Mourning and Honor

Monday, 07 March 2005

Last week a friend of mine bought it in Iraq.

I almost deleted that line. The euphemisms we use. He died. He was killed. An improvised explosive device was detonated near the Humvee in which he was riding and it killed him and another soldier with him. He was not what you might think of as a typical soldier. After taking some time off after high school he had graduated with honors with an English major, and was about to begin graduate school when he up and enlisted in the Army. That was in 2002. Most recently a Specialist, he had been working in logistics somehow, not shooting a gun or firing off a mortar, but primarily shooting out emails and firing off memos. He had a desk job. He was in the wrong place at the wrong time.

And now he’s dead.

I don’t honestly know what the status of his faith was. Honestly, it had been since before he enlisted that we had talked. Already then he was a different guy than the one I’d known before. In futility I’ve wondered about that in these days since.

He must have been the first casualty from his town, because it was big news. I suppose death ought to be.

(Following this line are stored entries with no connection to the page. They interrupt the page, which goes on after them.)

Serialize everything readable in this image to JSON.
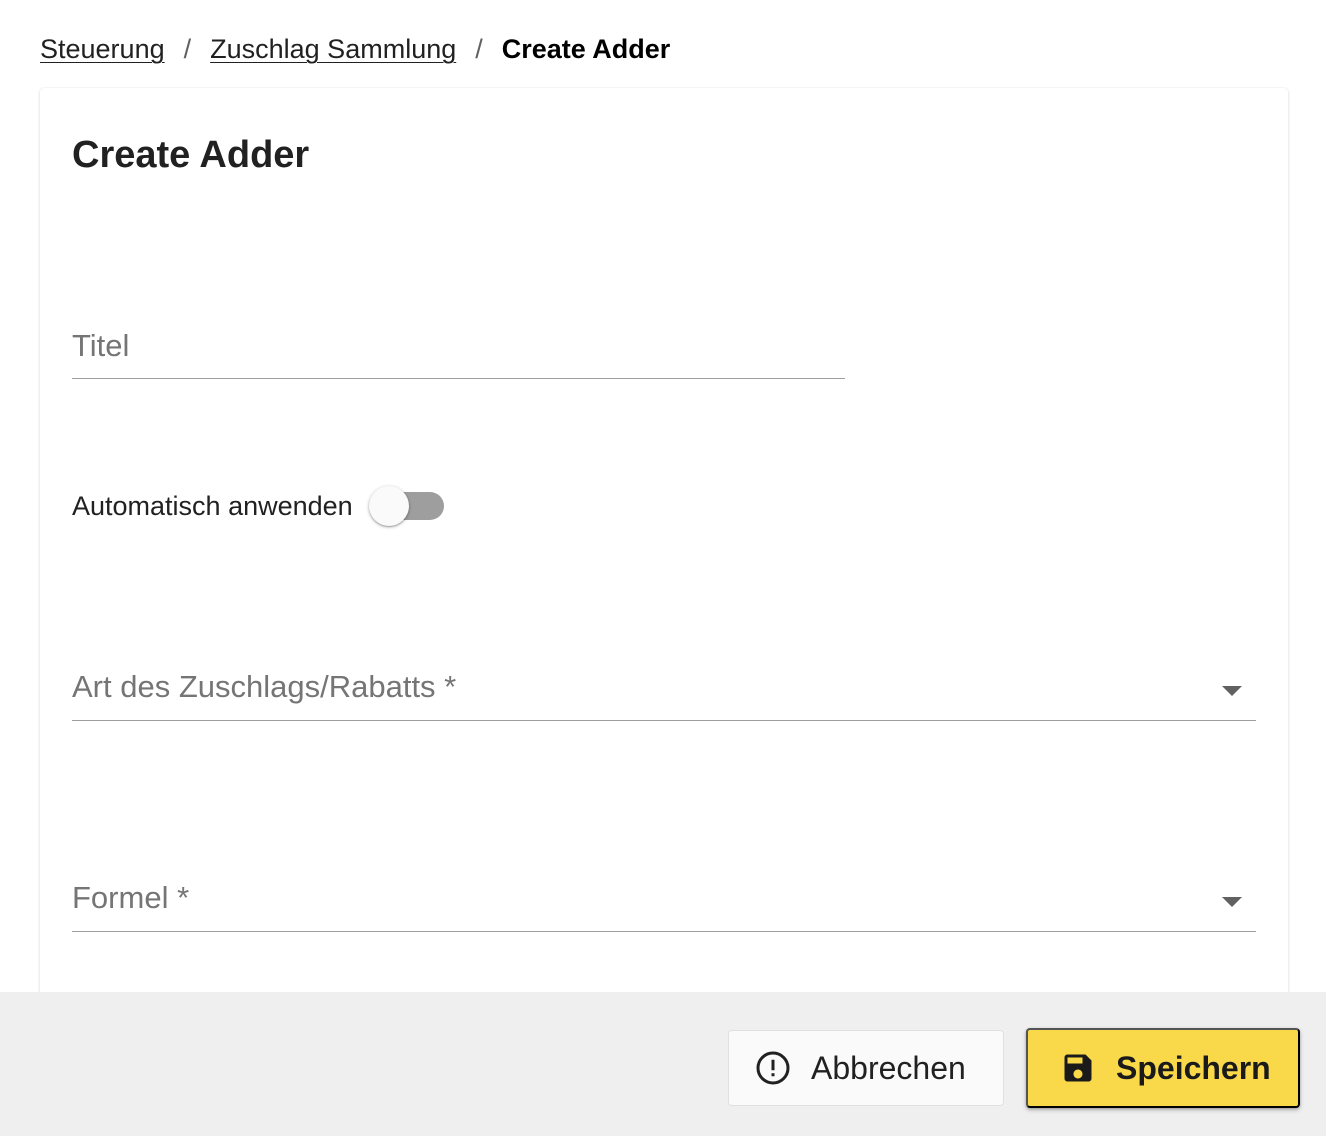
{
  "breadcrumb": {
    "items": [
      {
        "label": "Steuerung"
      },
      {
        "label": "Zuschlag Sammlung"
      }
    ],
    "separator": "/",
    "current": "Create Adder"
  },
  "card": {
    "title": "Create Adder"
  },
  "form": {
    "title_field": {
      "label": "Titel",
      "value": ""
    },
    "auto_apply": {
      "label": "Automatisch anwenden",
      "checked": false
    },
    "adder_type": {
      "label": "Art des Zuschlags/Rabatts *",
      "value": ""
    },
    "formula": {
      "label": "Formel *",
      "value": ""
    }
  },
  "footer": {
    "cancel_label": "Abbrechen",
    "save_label": "Speichern"
  },
  "colors": {
    "accent": "#f9d94a",
    "footer_bg": "#efefef",
    "switch_track_off": "#9e9e9e"
  },
  "icons": {
    "cancel": "alert-circle-outline-icon",
    "save": "floppy-disk-icon",
    "dropdown": "caret-down-icon"
  }
}
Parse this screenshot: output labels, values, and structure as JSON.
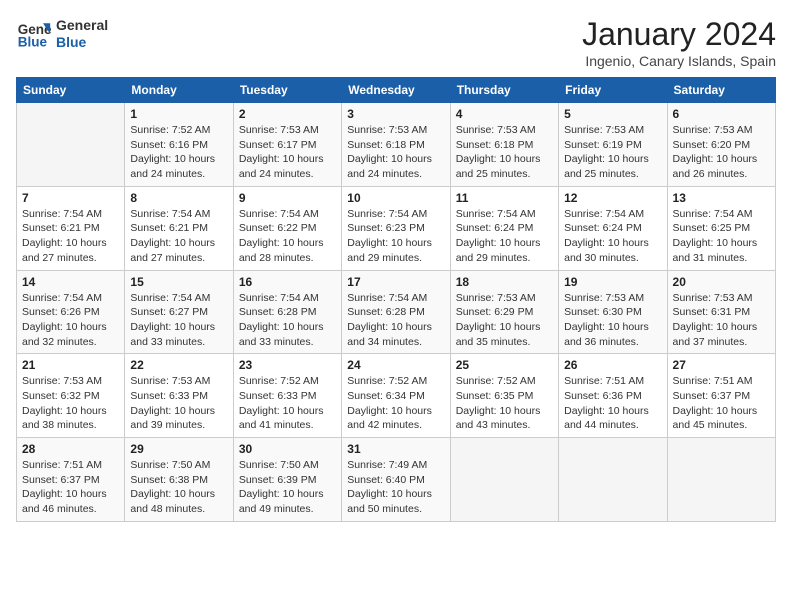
{
  "header": {
    "logo_line1": "General",
    "logo_line2": "Blue",
    "month_title": "January 2024",
    "location": "Ingenio, Canary Islands, Spain"
  },
  "weekdays": [
    "Sunday",
    "Monday",
    "Tuesday",
    "Wednesday",
    "Thursday",
    "Friday",
    "Saturday"
  ],
  "weeks": [
    [
      {
        "num": "",
        "info": ""
      },
      {
        "num": "1",
        "info": "Sunrise: 7:52 AM\nSunset: 6:16 PM\nDaylight: 10 hours\nand 24 minutes."
      },
      {
        "num": "2",
        "info": "Sunrise: 7:53 AM\nSunset: 6:17 PM\nDaylight: 10 hours\nand 24 minutes."
      },
      {
        "num": "3",
        "info": "Sunrise: 7:53 AM\nSunset: 6:18 PM\nDaylight: 10 hours\nand 24 minutes."
      },
      {
        "num": "4",
        "info": "Sunrise: 7:53 AM\nSunset: 6:18 PM\nDaylight: 10 hours\nand 25 minutes."
      },
      {
        "num": "5",
        "info": "Sunrise: 7:53 AM\nSunset: 6:19 PM\nDaylight: 10 hours\nand 25 minutes."
      },
      {
        "num": "6",
        "info": "Sunrise: 7:53 AM\nSunset: 6:20 PM\nDaylight: 10 hours\nand 26 minutes."
      }
    ],
    [
      {
        "num": "7",
        "info": "Sunrise: 7:54 AM\nSunset: 6:21 PM\nDaylight: 10 hours\nand 27 minutes."
      },
      {
        "num": "8",
        "info": "Sunrise: 7:54 AM\nSunset: 6:21 PM\nDaylight: 10 hours\nand 27 minutes."
      },
      {
        "num": "9",
        "info": "Sunrise: 7:54 AM\nSunset: 6:22 PM\nDaylight: 10 hours\nand 28 minutes."
      },
      {
        "num": "10",
        "info": "Sunrise: 7:54 AM\nSunset: 6:23 PM\nDaylight: 10 hours\nand 29 minutes."
      },
      {
        "num": "11",
        "info": "Sunrise: 7:54 AM\nSunset: 6:24 PM\nDaylight: 10 hours\nand 29 minutes."
      },
      {
        "num": "12",
        "info": "Sunrise: 7:54 AM\nSunset: 6:24 PM\nDaylight: 10 hours\nand 30 minutes."
      },
      {
        "num": "13",
        "info": "Sunrise: 7:54 AM\nSunset: 6:25 PM\nDaylight: 10 hours\nand 31 minutes."
      }
    ],
    [
      {
        "num": "14",
        "info": "Sunrise: 7:54 AM\nSunset: 6:26 PM\nDaylight: 10 hours\nand 32 minutes."
      },
      {
        "num": "15",
        "info": "Sunrise: 7:54 AM\nSunset: 6:27 PM\nDaylight: 10 hours\nand 33 minutes."
      },
      {
        "num": "16",
        "info": "Sunrise: 7:54 AM\nSunset: 6:28 PM\nDaylight: 10 hours\nand 33 minutes."
      },
      {
        "num": "17",
        "info": "Sunrise: 7:54 AM\nSunset: 6:28 PM\nDaylight: 10 hours\nand 34 minutes."
      },
      {
        "num": "18",
        "info": "Sunrise: 7:53 AM\nSunset: 6:29 PM\nDaylight: 10 hours\nand 35 minutes."
      },
      {
        "num": "19",
        "info": "Sunrise: 7:53 AM\nSunset: 6:30 PM\nDaylight: 10 hours\nand 36 minutes."
      },
      {
        "num": "20",
        "info": "Sunrise: 7:53 AM\nSunset: 6:31 PM\nDaylight: 10 hours\nand 37 minutes."
      }
    ],
    [
      {
        "num": "21",
        "info": "Sunrise: 7:53 AM\nSunset: 6:32 PM\nDaylight: 10 hours\nand 38 minutes."
      },
      {
        "num": "22",
        "info": "Sunrise: 7:53 AM\nSunset: 6:33 PM\nDaylight: 10 hours\nand 39 minutes."
      },
      {
        "num": "23",
        "info": "Sunrise: 7:52 AM\nSunset: 6:33 PM\nDaylight: 10 hours\nand 41 minutes."
      },
      {
        "num": "24",
        "info": "Sunrise: 7:52 AM\nSunset: 6:34 PM\nDaylight: 10 hours\nand 42 minutes."
      },
      {
        "num": "25",
        "info": "Sunrise: 7:52 AM\nSunset: 6:35 PM\nDaylight: 10 hours\nand 43 minutes."
      },
      {
        "num": "26",
        "info": "Sunrise: 7:51 AM\nSunset: 6:36 PM\nDaylight: 10 hours\nand 44 minutes."
      },
      {
        "num": "27",
        "info": "Sunrise: 7:51 AM\nSunset: 6:37 PM\nDaylight: 10 hours\nand 45 minutes."
      }
    ],
    [
      {
        "num": "28",
        "info": "Sunrise: 7:51 AM\nSunset: 6:37 PM\nDaylight: 10 hours\nand 46 minutes."
      },
      {
        "num": "29",
        "info": "Sunrise: 7:50 AM\nSunset: 6:38 PM\nDaylight: 10 hours\nand 48 minutes."
      },
      {
        "num": "30",
        "info": "Sunrise: 7:50 AM\nSunset: 6:39 PM\nDaylight: 10 hours\nand 49 minutes."
      },
      {
        "num": "31",
        "info": "Sunrise: 7:49 AM\nSunset: 6:40 PM\nDaylight: 10 hours\nand 50 minutes."
      },
      {
        "num": "",
        "info": ""
      },
      {
        "num": "",
        "info": ""
      },
      {
        "num": "",
        "info": ""
      }
    ]
  ]
}
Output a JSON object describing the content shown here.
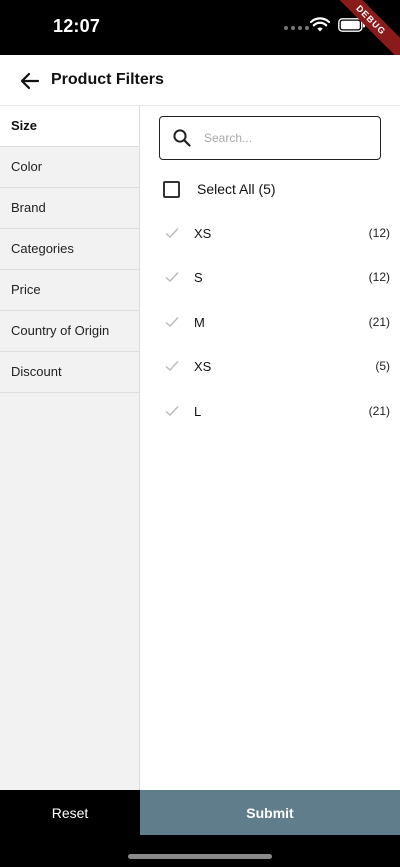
{
  "status_bar": {
    "time": "12:07"
  },
  "debug_banner": "DEBUG",
  "app_bar": {
    "title": "Product Filters"
  },
  "sidebar": {
    "items": [
      {
        "label": "Size",
        "active": true
      },
      {
        "label": "Color"
      },
      {
        "label": "Brand"
      },
      {
        "label": "Categories"
      },
      {
        "label": "Price"
      },
      {
        "label": "Country of Origin"
      },
      {
        "label": "Discount"
      }
    ]
  },
  "search": {
    "placeholder": "Search...",
    "value": ""
  },
  "select_all": {
    "label": "Select All (5)"
  },
  "options": [
    {
      "name": "XS",
      "count": "(12)"
    },
    {
      "name": "S",
      "count": "(12)"
    },
    {
      "name": "M",
      "count": "(21)"
    },
    {
      "name": "XS",
      "count": "(5)"
    },
    {
      "name": "L",
      "count": "(21)"
    }
  ],
  "footer": {
    "reset_label": "Reset",
    "submit_label": "Submit"
  },
  "colors": {
    "submit_bg": "#607d8b",
    "reset_bg": "#000000",
    "sidebar_bg": "#f3f2f3",
    "debug_ribbon": "#8b1a1a"
  }
}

People need to be allowed to mourn. Mourning is a part of the human experience. With any death there must be mourning. Where there is none there is likewise no understanding of exactly what just happened. Death. A person dies. The body and the soul are ripped apart. This is not some quiet journey into that dark night. Violence is done to the person. The soul leaves and the body rots. It’s not the way things are supposed to be.

I don’t understand mourning in all its shapes, though I know it can be quite irrational. This man’s parents lost in him their only child. Whether out of patriotism or quest for adventure, he chose to serve his country and countrymen in this way. He died in the line of duty. Their response was to stop flying the flag under which he chose to serve and publicly decry the war to anyone who would listen. It honestly breaks my heart to hear a man’s parents dishonor his death in such a way. It simply cheapens his death.

Death is tragic. It’s even more so when it happens suddenly, unexpectedly. This man chose to wear a uniform to fight for those who could not or would not fight for themselves. There is honor in that.

It’s no crime to disagree with one’s government or its policy. There are ways to do it without dishonoring the fallen. I’ve got more thoughts but can’t catch them now. More later.